Jest godzina 13:00, a ja nadal siedzenia nad kopertą na, której jest napisane starannym pismem "Testament".
Dlaczego go jeszcze nie otwarłam? Dobre pytanie. Nie wiem, na prawdę nie wiem. Może się boję? A może, po prostu nie mam ochoty go czytać?
Po kolejnych 5 minutach odważyłam się otworzyć kopertę, a to co tam przeczytałam przerosło mnie samą.
Sydney, 15.12.2010
Kochana Caroline!
Pewnie zastanawiasz się dlaczego akurat ciebie to spotkało. Odpowiedzi jest pełno lecz nawet ja nie jestem w stanie Ci na to odpowiedzieć. Pewnie tak musiało być. Odkąd się urodziłaś widziałam cały świat w bardzo kolorowych barwach. Nie liczyło się nic, tylko Twoje szczęście. Zawsze tak było i będzie, więc pamiętaj o tym.
Ciotka Aniela pewnie już Ci powiedziała jak dokładnie się to stało, więc nie będę Ci tu tego dokładnie opisywać. W tym liście chciałabym przepiać wszystko co mamy na Ciebię.
Może jest to jakaś większa odpowiedzialność, ale mam nadzieję, że dasz radę. A więc tak... Właśnie przejęłaś po nas cały majątek, mieszkanie w Sydney oraz jeśli tylko będziesz chciała naszą firmę korporacyjną. Od Ciebie zależy czy ona będzie działać czy też nie. To wszystko w Twoich rękach.
Pamiętaj, że razem z tatą bardzo Cię kochaliśmy i zawsze będziemy kochać bez względu co się stanie i gdzie będziemy. Trzymaj się córeczko!
Kocham, Mama i Tata!
Kiedy czytałam list chyba po raz piąty zrozumiałam co się przed chwilą stało. W spadku po rodzicach dostałam mieszkanie, majątek oraz firmę z którą jeszcze nie wiem co zrobię.
Kilka godzin później...
Siedziałam na łóżku kiedy ktoś zapukał do drzwi.
- Proszę. - powiedziałam bez mniejszego zastanawienia.
- Możemy porozmawiać? - zapytała lekko przygnębiona ciocia.
- Oczywiście, zresztą jak zawsze. - mówiąc to lekko się uśmiechnęłam, aby zachęcić ją do dalszej rozmowy.
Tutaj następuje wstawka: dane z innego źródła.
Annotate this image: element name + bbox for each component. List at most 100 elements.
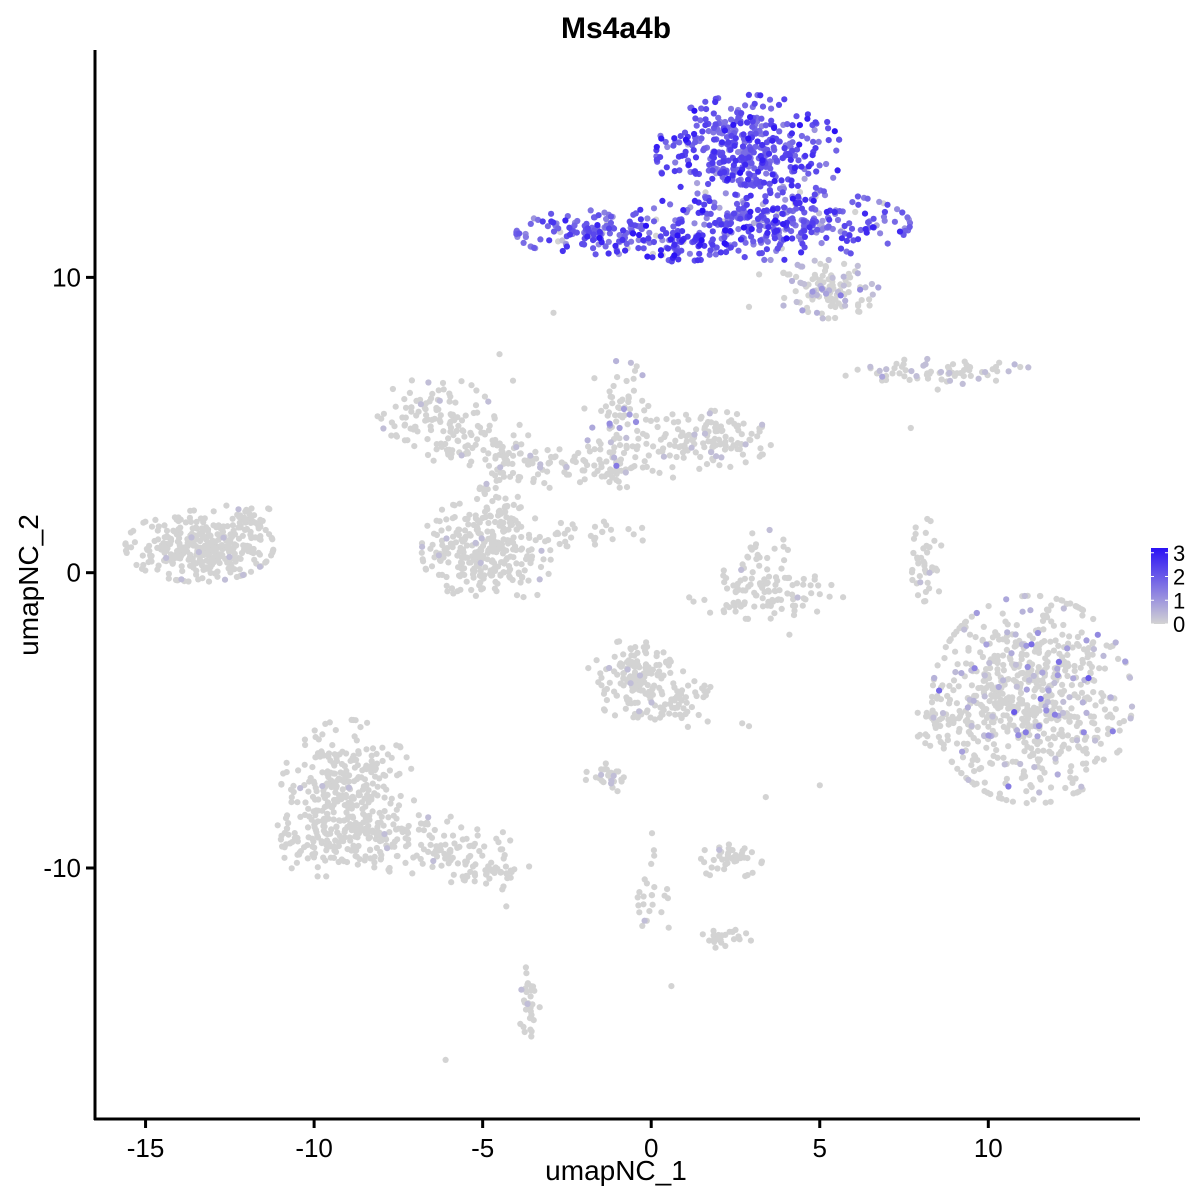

-Słonko... Czego dowiedziałaś się z listu?
- W sumie to chyba tylko tyle, że rodzice wiedzieli, że będą mieli wypadek, że mnie bardzo kochali oraz tego, że odziedziczyłam w spadku po nich cały majątek, firmę oraz mieszkanie w Sydney.
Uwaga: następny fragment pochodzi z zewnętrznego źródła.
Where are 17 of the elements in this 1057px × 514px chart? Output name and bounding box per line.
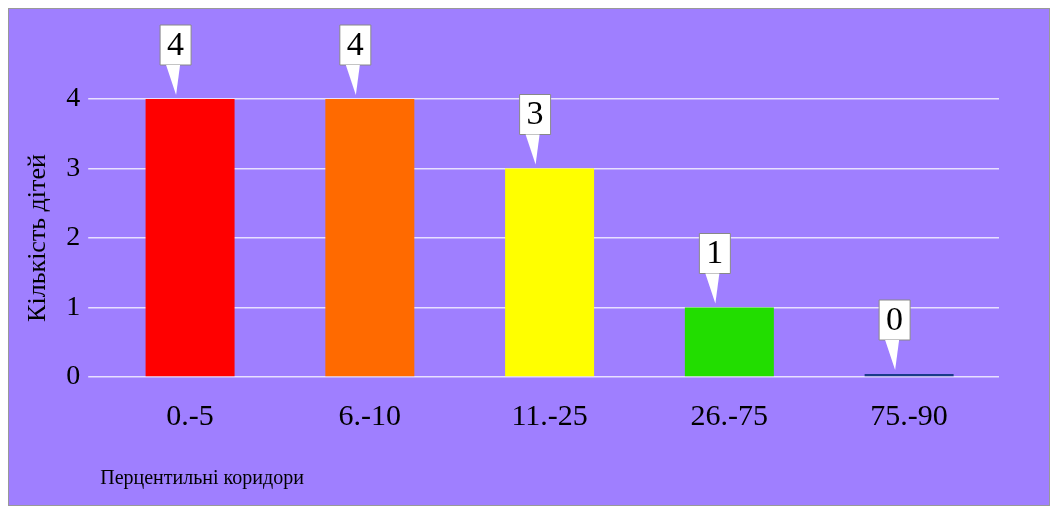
y-tick-label: 0 <box>66 359 81 391</box>
data-label: 1 <box>706 233 724 271</box>
y-tick-label: 2 <box>66 220 81 252</box>
x-tick-label: 11.-25 <box>511 397 588 431</box>
data-label: 3 <box>526 94 544 132</box>
data-label: 4 <box>167 24 185 62</box>
y-tick-label: 3 <box>66 150 81 182</box>
y-tick-label: 4 <box>66 81 81 113</box>
x-axis-title: Перцентильні коридори <box>100 466 305 490</box>
x-tick-label: 26.-75 <box>690 397 769 431</box>
data-label: 4 <box>346 24 364 62</box>
x-tick-label: 0.-5 <box>166 397 214 431</box>
y-tick-label: 1 <box>66 289 81 321</box>
x-tick-label: 6.-10 <box>338 397 402 431</box>
data-label: 0 <box>886 299 904 337</box>
y-axis-title: Кількість дітей <box>22 154 52 322</box>
x-tick-label: 75.-90 <box>870 397 948 431</box>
- I co zamierzasz z tym zrobić?
- Szczerze to nie wiem, ale chyba przeprowadzę się w najbliższym czasie do Sydney, tam gdzie mieszkali rodzice, a dalej to się okaże.
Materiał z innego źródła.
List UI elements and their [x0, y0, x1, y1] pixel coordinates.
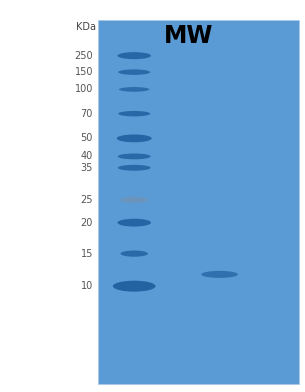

- Rozumiem, ale jak tylko będziesz chciała się z powrotem do na przenieść to nie ma sprawy ten pokój zawsze będzie należał tylko do Ciebie. - ciocia zaśmiała się w odpowiedzi.
- Dziękuję, za wszystko co dla mnie zrobiliście. Ty z wujkiem stworzyliście mi rodzinę, której zawsze potrzebowałam. Nigdy wam tego nie zapomnę.
- To była dla nas czysta przyjemność kochanie!
Zamiast odpowiedzieć mojej przyszywanej mamie zwyczajnie ją przytuliłam, tak jakby miała za chwile zniknąć i już się nie pojawić...
******************************
Ciekawe ile jeszcze nasza Caroline przetrwa chwil? Prawda? Do zobaczenia w następnym rozdziale!
Emilia :3
CZYTASZ
Rainbown Fragrance Dreams//l.h & l.m
FanfictionJakie tajemnice skrywa rodzina dziewczyny? Czy poczuje nienawiść czy miłość do swojego sąsiada? Co się stanie gdy dowie się całej prawdy? Zapraszam wszystkich do przeczytania mojej pierwszej (i mam nadzieję że nie ostatniej) książki!! Może zawierać...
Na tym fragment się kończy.